Polk's retirement left a vacuum. Democrats split over the issue of slavery in
all these new territories. Lewis Cass
took the slavery-tolerant Democrats one way; former President Martin Van Buren took
the anti-slavery Democrats, now calling themselves Free Soilers, another. The Whigs took advantage, turned their back
on traditional leaders and ideals, and opted for a popular war hero, General
Zach Taylor. (Read Taft/Eisenhower?)
Taylor won, so the Whigs found themselves in power but with
campaign promises that conflicted with their core beliefs. Further confounding the Whigs, Taylor died
half-way through his term, just months before the mid-term elections of
1850. VP Millard Fillmore, a 19thC Jerry
Ford, assumed the Presidency and struggled to straddle the increasingly
polarizing slavery issue. The mid-terms
of 1850 were a disaster for the Whigs.
1852
By 1852, the Fillmore administration was in total disarray
-- industrialists v farmers and planters; pro slavers v free-Staters. At their convention, Whigs tossed Fillmore
aside and tried the war hero ploy once more, nominating General Winfield Scott,
"Old Fuss and Feathers", a 6'5", bloviating military patriot
incapable of addressing the issues and principles at stake. For Whigs, the election was a disaster: Democrat
Franklin Pierce won with the most lopsided electoral vote up to that time.
March 20, 1854, The
Grand New Party
Disaffected Whigs, intolerant of the compromises re slavery
and disheartened with their party mates, convened in Ripon, Wisconsin to found
a new political party, incorporating northeastern industrial and mercantile
principles along with free-holders' opposition to slavery. They named it the Republican Party.

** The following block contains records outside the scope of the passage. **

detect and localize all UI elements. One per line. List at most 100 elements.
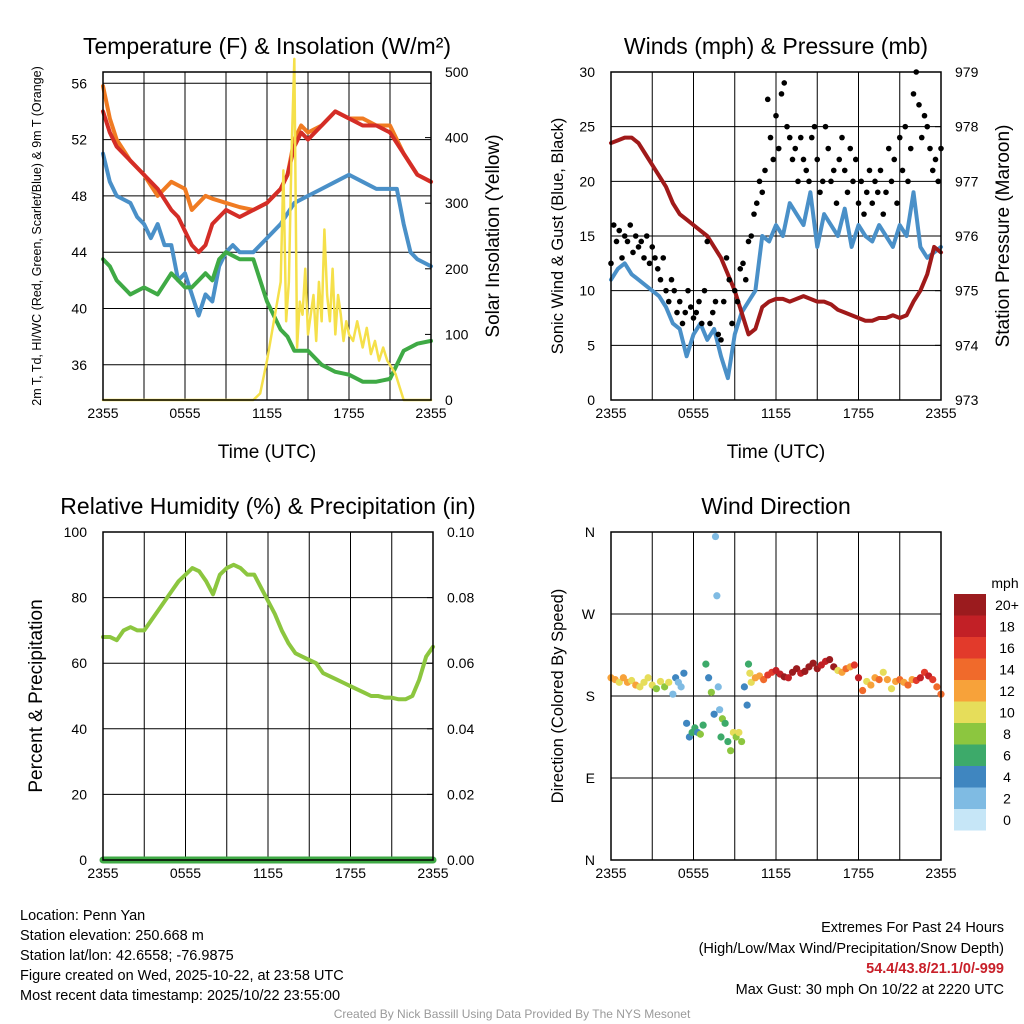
wind-direction-point bbox=[747, 678, 755, 686]
wind-direction-point bbox=[916, 674, 924, 682]
y-tick-label: 0 bbox=[79, 852, 87, 868]
gust-point bbox=[704, 238, 711, 245]
gust-point bbox=[753, 200, 760, 206]
gust-point bbox=[825, 145, 832, 152]
wind-direction-point bbox=[904, 681, 912, 689]
gust-point bbox=[916, 102, 922, 108]
gust-point bbox=[811, 123, 818, 130]
wind-direction-point bbox=[705, 674, 713, 682]
y2-tick-label: 0.06 bbox=[447, 655, 474, 671]
colorbar-tick-label: 8 bbox=[1003, 726, 1011, 742]
series-line-solar-insolation bbox=[101, 57, 433, 402]
wind-direction-point bbox=[809, 659, 817, 667]
gust-point bbox=[899, 167, 906, 174]
wind-direction-point bbox=[680, 669, 688, 677]
gust-point bbox=[759, 189, 766, 196]
extremes-values: 54.4/43.8/21.1/0/-999 bbox=[866, 961, 1004, 977]
gust-point bbox=[654, 266, 661, 272]
gust-point bbox=[822, 123, 829, 130]
wind-direction-point bbox=[710, 710, 718, 718]
wind-direction-point bbox=[746, 669, 754, 677]
gust-point bbox=[696, 298, 702, 305]
gust-point bbox=[929, 167, 936, 174]
gust-point bbox=[616, 227, 623, 234]
chart-title: Wind Direction bbox=[701, 493, 851, 519]
y2-tick-label: 973 bbox=[955, 392, 979, 408]
gust-point bbox=[720, 298, 727, 305]
wind-direction-point bbox=[724, 737, 732, 746]
gust-point bbox=[745, 238, 752, 245]
y2-tick-label: 0.10 bbox=[447, 524, 474, 540]
y-tick-label: 20 bbox=[579, 173, 595, 189]
wind-direction-point bbox=[933, 683, 941, 691]
gust-point bbox=[855, 200, 862, 206]
x-tick-label: 2355 bbox=[925, 865, 956, 881]
colorbar-label: mph bbox=[991, 575, 1018, 591]
y2-tick-label: 976 bbox=[955, 228, 979, 244]
gust-point bbox=[784, 123, 790, 130]
gust-point bbox=[863, 189, 870, 196]
wind-direction-point bbox=[887, 685, 896, 693]
gust-point bbox=[773, 112, 779, 119]
colorbar-tick-label: 14 bbox=[999, 662, 1015, 678]
gust-point bbox=[726, 276, 733, 283]
gust-point bbox=[718, 337, 724, 343]
wind-direction-point bbox=[652, 685, 660, 693]
figure-created: Figure created on Wed, 2025-10-22, at 23… bbox=[20, 968, 344, 984]
gust-point bbox=[663, 287, 669, 294]
gust-point bbox=[652, 255, 658, 261]
y-tick-label: 25 bbox=[579, 119, 595, 135]
wind-direction-point bbox=[727, 747, 735, 755]
y-tick-label: N bbox=[585, 524, 595, 540]
gust-point bbox=[729, 320, 735, 327]
station-elevation: Station elevation: 250.668 m bbox=[20, 928, 204, 944]
wind-direction-point bbox=[702, 660, 710, 668]
y-tick-label: E bbox=[586, 770, 595, 786]
gust-point bbox=[847, 145, 854, 152]
wind-direction-point bbox=[744, 660, 753, 668]
gust-point bbox=[910, 91, 917, 97]
y2-tick-label: 0.00 bbox=[447, 852, 474, 868]
y-tick-label: 30 bbox=[579, 64, 595, 80]
gust-point bbox=[674, 309, 680, 316]
gust-point bbox=[817, 189, 823, 196]
wind-direction-point bbox=[735, 728, 743, 737]
y-tick-label: S bbox=[586, 688, 595, 704]
gust-point bbox=[679, 320, 686, 327]
gust-point bbox=[748, 233, 755, 239]
gust-point bbox=[797, 134, 804, 141]
wind-direction-point bbox=[716, 706, 724, 714]
credit-line: Created By Nick Bassill Using Data Provi… bbox=[333, 1007, 691, 1021]
wind-direction-point bbox=[801, 667, 809, 676]
wind-direction-point bbox=[713, 592, 721, 600]
series-line-td bbox=[101, 250, 433, 384]
gust-point bbox=[764, 96, 771, 103]
gust-point bbox=[775, 145, 782, 152]
gust-point bbox=[693, 309, 700, 316]
x-tick-label: 1755 bbox=[843, 405, 874, 421]
x-axis-label: Time (UTC) bbox=[218, 442, 317, 463]
x-tick-label: 0555 bbox=[678, 405, 709, 421]
gust-point bbox=[610, 222, 617, 228]
colorbar-swatch bbox=[954, 658, 986, 680]
gust-point bbox=[665, 298, 672, 305]
y2-tick-label: 500 bbox=[445, 64, 469, 80]
gust-point bbox=[701, 287, 708, 294]
colorbar-tick-label: 2 bbox=[1003, 791, 1011, 807]
wind-direction-point bbox=[929, 676, 937, 684]
gust-point bbox=[643, 233, 650, 239]
gust-point bbox=[874, 189, 881, 196]
y-axis-label: Sonic Wind & Gust (Blue, Black) bbox=[549, 118, 567, 355]
y-tick-label: 100 bbox=[64, 524, 88, 540]
plot-frame bbox=[610, 71, 942, 401]
x-tick-label: 2355 bbox=[417, 865, 448, 881]
wind-direction-point bbox=[717, 733, 725, 741]
station-info: Location: Penn Yan Station elevation: 25… bbox=[20, 906, 344, 1006]
y2-tick-label: 400 bbox=[445, 130, 469, 146]
y2-tick-label: 0.08 bbox=[447, 590, 474, 606]
series-line-relative-humidity bbox=[101, 562, 435, 702]
wind-direction-point bbox=[615, 678, 623, 686]
gust-point bbox=[935, 178, 942, 185]
x-tick-label: 2355 bbox=[595, 865, 626, 881]
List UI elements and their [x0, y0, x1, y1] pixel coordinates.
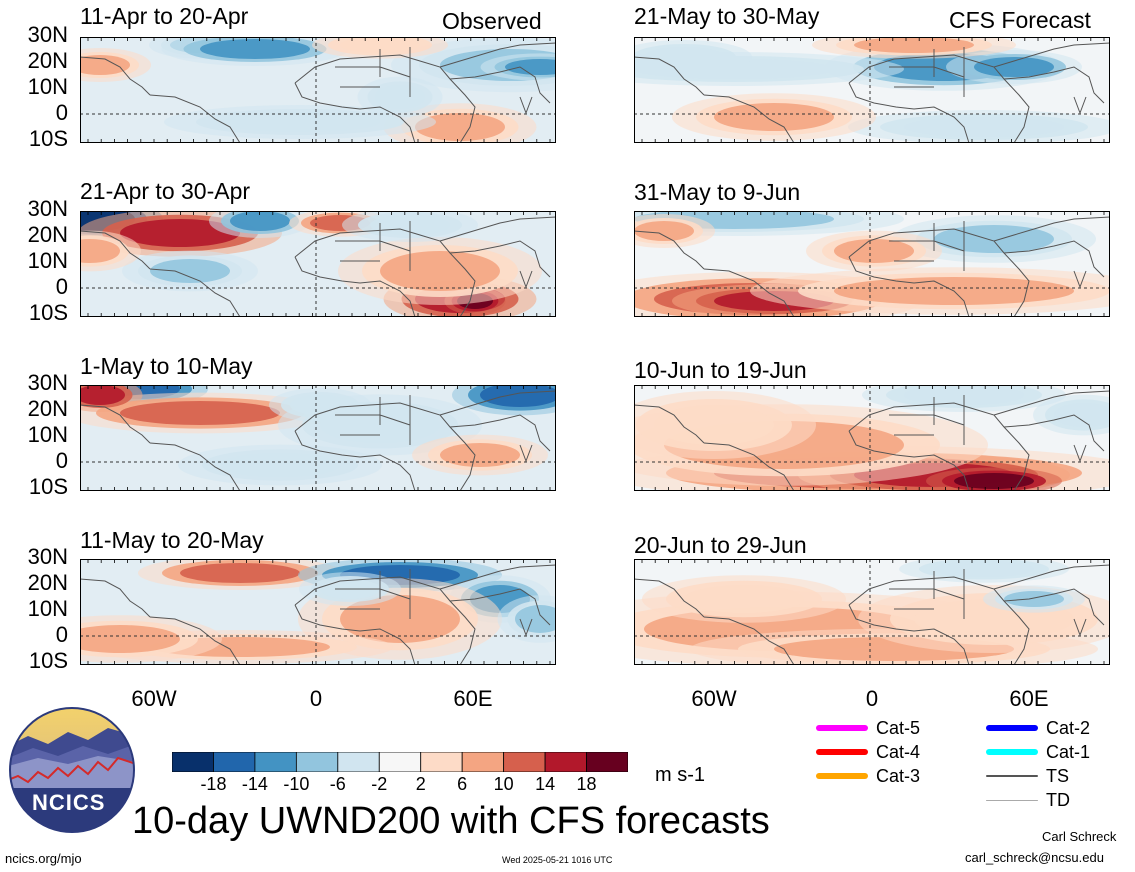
colorbar-swatch-7: [461, 752, 505, 772]
footer-email[interactable]: carl_schreck@ncsu.edu: [965, 850, 1104, 865]
lat-label-panel1-2: 10N: [27, 74, 68, 99]
colorbar-swatch-6: [420, 752, 463, 772]
storm-legend-line-cat-1: [986, 749, 1038, 755]
storm-legend-label-td: TD: [1046, 790, 1070, 810]
lat-label-panel3-2: 10N: [27, 422, 68, 447]
colorbar-swatch-2: [254, 752, 297, 772]
map-right-4: [634, 559, 1110, 665]
map-right-2: [634, 211, 1110, 317]
colorbar-tick-5: 2: [415, 774, 426, 794]
storm-legend-label-cat-2: Cat-2: [1046, 718, 1091, 738]
lat-label-panel3-1: 20N: [27, 396, 68, 421]
main-title: 10-day UWND200 with CFS forecasts: [132, 800, 770, 842]
footer-timestamp: Wed 2025-05-21 1016 UTC: [502, 855, 613, 865]
map-left-3: [80, 385, 556, 491]
storm-legend-label-cat-1: Cat-1: [1046, 742, 1091, 762]
storm-legend-line-td: [986, 799, 1038, 801]
map-right-3: [634, 385, 1110, 491]
colorbar-swatch-1: [213, 752, 256, 772]
colorbar-swatch-8: [503, 752, 546, 772]
logo-text: NCICS: [32, 790, 106, 815]
colorbar-swatch-9: [544, 752, 587, 772]
colorbar: [172, 752, 628, 772]
lat-label-panel2-1: 20N: [27, 222, 68, 247]
colorbar-swatch-5: [378, 752, 422, 772]
storm-legend-line-cat-4: [816, 749, 868, 755]
panel-title-right-4: 20-Jun to 29-Jun: [634, 532, 807, 558]
lon-label-right-60w: 60W: [691, 686, 737, 711]
footer-url[interactable]: ncics.org/mjo: [5, 851, 82, 866]
storm-legend-line-cat-3: [816, 773, 868, 779]
lat-label-panel1-4: 10S: [28, 126, 68, 151]
panel-title-right-2: 31-May to 9-Jun: [634, 179, 801, 205]
map-left-4: [80, 559, 556, 665]
lat-label-panel4-3: 0: [55, 622, 68, 647]
colorbar-swatch-4: [337, 752, 380, 772]
lat-label-panel3-4: 10S: [28, 474, 68, 499]
map-left-1: [80, 37, 556, 143]
lat-label-panel1-3: 0: [55, 100, 68, 125]
lon-label-left-0: 0: [309, 686, 323, 711]
panel-title-left-4: 11-May to 20-May: [80, 527, 264, 553]
lat-label-panel2-4: 10S: [28, 300, 68, 325]
lat-label-panel2-0: 30N: [27, 196, 68, 221]
colorbar-tick-1: -14: [241, 774, 268, 794]
storm-legend-line-cat-5: [816, 725, 868, 731]
colorbar-tick-0: -18: [200, 774, 227, 794]
lon-label-right-0: 0: [865, 686, 879, 711]
storm-legend-label-cat-5: Cat-5: [876, 718, 921, 738]
lon-label-left-60e: 60E: [453, 686, 493, 711]
observed-label: Observed: [442, 8, 542, 34]
lat-label-panel3-3: 0: [55, 448, 68, 473]
lat-label-panel4-4: 10S: [28, 648, 68, 673]
colorbar-tick-4: -2: [371, 774, 388, 794]
map-left-2: [80, 211, 556, 317]
lat-label-panel2-3: 0: [55, 274, 68, 299]
colorbar-tick-6: 6: [457, 774, 468, 794]
lat-label-panel3-0: 30N: [27, 370, 68, 395]
footer-author: Carl Schreck: [1042, 829, 1117, 844]
panel-title-right-1: 21-May to 30-May: [634, 3, 820, 29]
panel-title-right-3: 10-Jun to 19-Jun: [634, 357, 807, 383]
storm-legend-label-ts: TS: [1046, 766, 1070, 786]
colorbar-swatch-0: [172, 752, 214, 772]
lon-label-left-60w: 60W: [131, 686, 177, 711]
lat-label-panel1-1: 20N: [27, 48, 68, 73]
colorbar-swatch-3: [295, 752, 339, 772]
lon-label-right-60e: 60E: [1009, 686, 1049, 711]
panel-title-left-3: 1-May to 10-May: [80, 353, 253, 379]
storm-legend-label-cat-4: Cat-4: [876, 742, 921, 762]
colorbar-tick-9: 18: [576, 774, 597, 794]
panel-title-left-1: 11-Apr to 20-Apr: [80, 3, 249, 29]
lat-label-panel2-2: 10N: [27, 248, 68, 273]
storm-legend-label-cat-3: Cat-3: [876, 766, 921, 786]
storm-legend-line-cat-2: [986, 725, 1038, 731]
colorbar-tick-3: -6: [329, 774, 346, 794]
panel-title-left-2: 21-Apr to 30-Apr: [80, 178, 251, 204]
ncics-logo: [9, 707, 135, 833]
colorbar-tick-8: 14: [535, 774, 556, 794]
colorbar-tick-2: -10: [283, 774, 310, 794]
lat-label-panel1-0: 30N: [27, 22, 68, 47]
cfs-forecast-label: CFS Forecast: [949, 7, 1091, 33]
lat-label-panel4-0: 30N: [27, 544, 68, 569]
storm-legend-line-ts: [986, 775, 1038, 777]
colorbar-swatch-10: [586, 752, 628, 772]
lat-label-panel4-2: 10N: [27, 596, 68, 621]
colorbar-units: m s-1: [655, 764, 705, 786]
colorbar-tick-7: 10: [493, 774, 514, 794]
map-right-1: [634, 37, 1110, 143]
lat-label-panel4-1: 20N: [27, 570, 68, 595]
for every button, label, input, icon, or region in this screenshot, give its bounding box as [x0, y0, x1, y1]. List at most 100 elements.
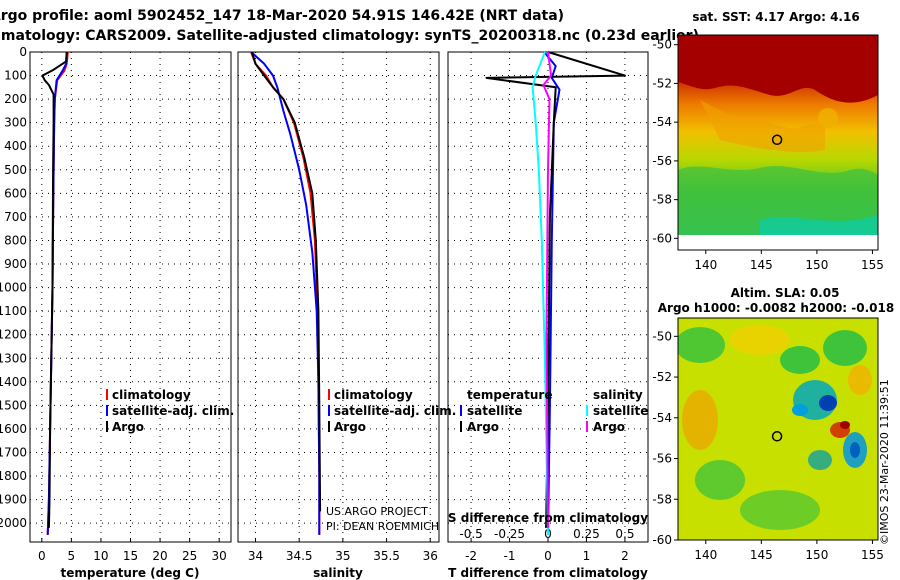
- temperature-legend: climatology satellite-adj. clim. Argo: [106, 388, 234, 434]
- difference-x-tick-label: 1: [583, 549, 591, 563]
- legend-label-climatology: climatology: [334, 388, 413, 402]
- temperature-panel-frame: [29, 51, 232, 543]
- legend-swatch-satellite: [106, 405, 108, 416]
- difference-x-tick-label: 0: [544, 549, 552, 563]
- temperature-x-tick-label: 20: [152, 549, 167, 563]
- legend-label-satellite: satellite-adj. clim.: [334, 404, 456, 418]
- sla-float-marker: [771, 431, 783, 442]
- legend-swatch-argo: [106, 421, 108, 432]
- temperature-x-tick-label: 25: [182, 549, 197, 563]
- temperature-x-tick-label: 10: [93, 549, 108, 563]
- depth-tick-label: 1400: [0, 375, 27, 389]
- credit-project: US ARGO PROJECT: [326, 505, 428, 518]
- map-lat-label: -54: [652, 115, 672, 129]
- depth-tick-label: 500: [4, 163, 27, 177]
- imos-watermark: ©IMOS 23-Mar-2020 11:39:51: [878, 379, 891, 545]
- difference-x-tick-label: 2: [621, 549, 629, 563]
- map-lat-label: -50: [652, 329, 672, 343]
- sst-map-image: [678, 35, 878, 250]
- legend-salinity-heading: salinity: [593, 388, 643, 402]
- sla-map-title-1: Altim. SLA: 0.05: [731, 286, 840, 300]
- legend-swatch-argo: [328, 421, 330, 432]
- s-difference-tick-label: 0.5: [615, 527, 634, 541]
- map-lon-label: 140: [694, 548, 717, 562]
- difference-legend: temperature salinity satellite Argo sate…: [460, 388, 648, 434]
- salinity-legend: climatology satellite-adj. clim. Argo: [328, 388, 456, 434]
- title-line-2: Climatology: CARS2009. Satellite-adjuste…: [0, 28, 699, 44]
- sla-map-title-2: Argo h1000: -0.0082 h2000: -0.018: [658, 301, 894, 315]
- map-lat-label: -56: [652, 154, 672, 168]
- depth-tick-label: 400: [4, 139, 27, 153]
- temperature-xlabel: temperature (deg C): [61, 566, 200, 580]
- depth-tick-label: 100: [4, 69, 27, 83]
- map-lat-label: -50: [652, 38, 672, 52]
- legend-label-climatology: climatology: [112, 388, 191, 402]
- map-lon-label: 155: [861, 548, 884, 562]
- depth-axis: 0 100 200 300 400 500 600 700 800 900 1000 1100 1200…: [0, 45, 27, 530]
- depth-tick-label: 900: [4, 257, 27, 271]
- depth-tick-label: 200: [4, 92, 27, 106]
- salinity-x-tick-label: 36: [423, 549, 438, 563]
- depth-tick-label: 1200: [0, 328, 27, 342]
- depth-tick-label: 1000: [0, 281, 27, 295]
- legend-swatch-temp-argo: [460, 421, 462, 432]
- legend-swatch-climatology: [328, 389, 330, 400]
- map-lat-label: -58: [652, 492, 672, 506]
- series-line-satellite-adj-clim-: [250, 51, 321, 535]
- sst-map-frame: [677, 34, 879, 251]
- legend-label-sal-argo: Argo: [593, 420, 625, 434]
- s-difference-tick-label: -0.5: [459, 527, 482, 541]
- salinity-x-tick-label: 34: [248, 549, 263, 563]
- sst-float-marker: [771, 134, 783, 146]
- sla-map-image: [678, 318, 878, 540]
- depth-tick-label: 700: [4, 210, 27, 224]
- map-lon-label: 140: [694, 258, 717, 272]
- map-lon-label: 150: [805, 548, 828, 562]
- map-lon-label: 145: [750, 548, 773, 562]
- salinity-panel-frame: [237, 51, 440, 543]
- series-line-temperature-satellite: [543, 51, 561, 535]
- salinity-xlabel: salinity: [313, 566, 363, 580]
- depth-tick-label: 2000: [0, 516, 27, 530]
- depth-tick-label: 1900: [0, 493, 27, 507]
- salinity-x-tick-label: 34.5: [286, 549, 313, 563]
- map-lat-label: -54: [652, 411, 672, 425]
- profile-gridlines: [30, 51, 648, 542]
- temperature-x-tick-label: 0: [38, 549, 46, 563]
- map-lat-label: -52: [652, 76, 672, 90]
- legend-swatch-climatology: [106, 389, 108, 400]
- sla-map-frame: [677, 317, 879, 541]
- depth-tick-label: 1300: [0, 351, 27, 365]
- s-difference-tick-label: -0.25: [494, 527, 525, 541]
- legend-label-temp-argo: Argo: [467, 420, 499, 434]
- legend-temperature-heading: temperature: [467, 388, 552, 402]
- map-lon-label: 150: [805, 258, 828, 272]
- depth-tick-label: 600: [4, 186, 27, 200]
- series-line-argo: [251, 51, 322, 512]
- difference-x-tick-label: -1: [504, 549, 516, 563]
- map-lon-label: 155: [861, 258, 884, 272]
- series-line-salinity-satellite: [531, 51, 549, 535]
- sst-map-axes: -50 -52 -54 -56 -58 -60 140 145 150 155: [652, 38, 884, 272]
- map-lat-label: -58: [652, 193, 672, 207]
- series-line-temperature-argo: [485, 51, 626, 528]
- temperature-x-tick-label: 15: [123, 549, 138, 563]
- temperature-x-tick-label: 5: [68, 549, 76, 563]
- depth-tick-label: 1800: [0, 469, 27, 483]
- depth-tick-label: 1600: [0, 422, 27, 436]
- legend-label-argo: Argo: [112, 420, 144, 434]
- depth-tick-label: 800: [4, 233, 27, 247]
- map-lat-label: -60: [652, 533, 672, 547]
- depth-tick-label: 300: [4, 116, 27, 130]
- map-lat-label: -60: [652, 231, 672, 245]
- map-lon-label: 145: [750, 258, 773, 272]
- credit-pi: PI: DEAN ROEMMICH: [326, 520, 439, 533]
- series-line-argo: [41, 51, 68, 528]
- difference-xlabel: T difference from climatology: [448, 566, 648, 580]
- difference-x-tick-label: -2: [465, 549, 477, 563]
- salinity-x-tick-label: 35.5: [373, 549, 400, 563]
- temperature-x-tick-label: 30: [212, 549, 227, 563]
- series-line-salinity-argo: [542, 51, 553, 528]
- legend-swatch-satellite: [328, 405, 330, 416]
- sst-map-title: sat. SST: 4.17 Argo: 4.16: [692, 10, 859, 24]
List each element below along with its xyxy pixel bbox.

By the election of 1856, Whigs had disappeared. Millard Fillmore re-surfaced as candidate of
the new Know-Nothings, an anti-immigrant, anti-Catholic nativist party silent
on slavery. The Democrats, in turn, tossed
aside Pierce over his support of slavery in Kansas and a scheme of annexing
Cuba as a new slave state. They
nominated James Buchanan in hopes of smoothing over the troubles.
Buchanan won with a popular vote plurality, becoming what
some historians view as the most incompetent US President. But the Republicans, just a two year-old rump
party, had attracted attention with nominee John C. Fremont, heroic explorer of
the West, thus neatly combining pride of expansion with strong anti-slavery
creds.
1860
In the 1858 mid-terms, the Republican Party gained
momentum. The Lincoln - Douglas debates
-- substantive debates -- addressed the real issues. Two years later, the six year-old Republican Party triumphed
with the election of Abraham Lincoln -- only a plurality, true, but they had
captured the White House -- a grand new party indeed.
Dial forward to 2017
Are our Republicans the Whigs of today? Forsaking Republican principles and kow-towing
to populist demagogues? Embracing an anti-free
trade, anti-immigrant, strong executive despite their core beliefs? Turning their backs on a qualified Governor Kasich
to pander with a Trump or Cruz? Could
this be harbinger of a new, radical, fascistic party, Yeat's "rough beast, its hour come round at
last, slouching toward" Ripon "to
be born?" Or, if the Grand Old
Party suffers the resounding defeat most predict, could this bring about the birth
of a reasonable, moderate conservatism dedicated to making government work for
everyone, a Dan Evans Republican Party?
In either case, something new will emerge in 2017. The GOP as we have known it these last 30
years are heading to join the Whigs in the wastebasket of history.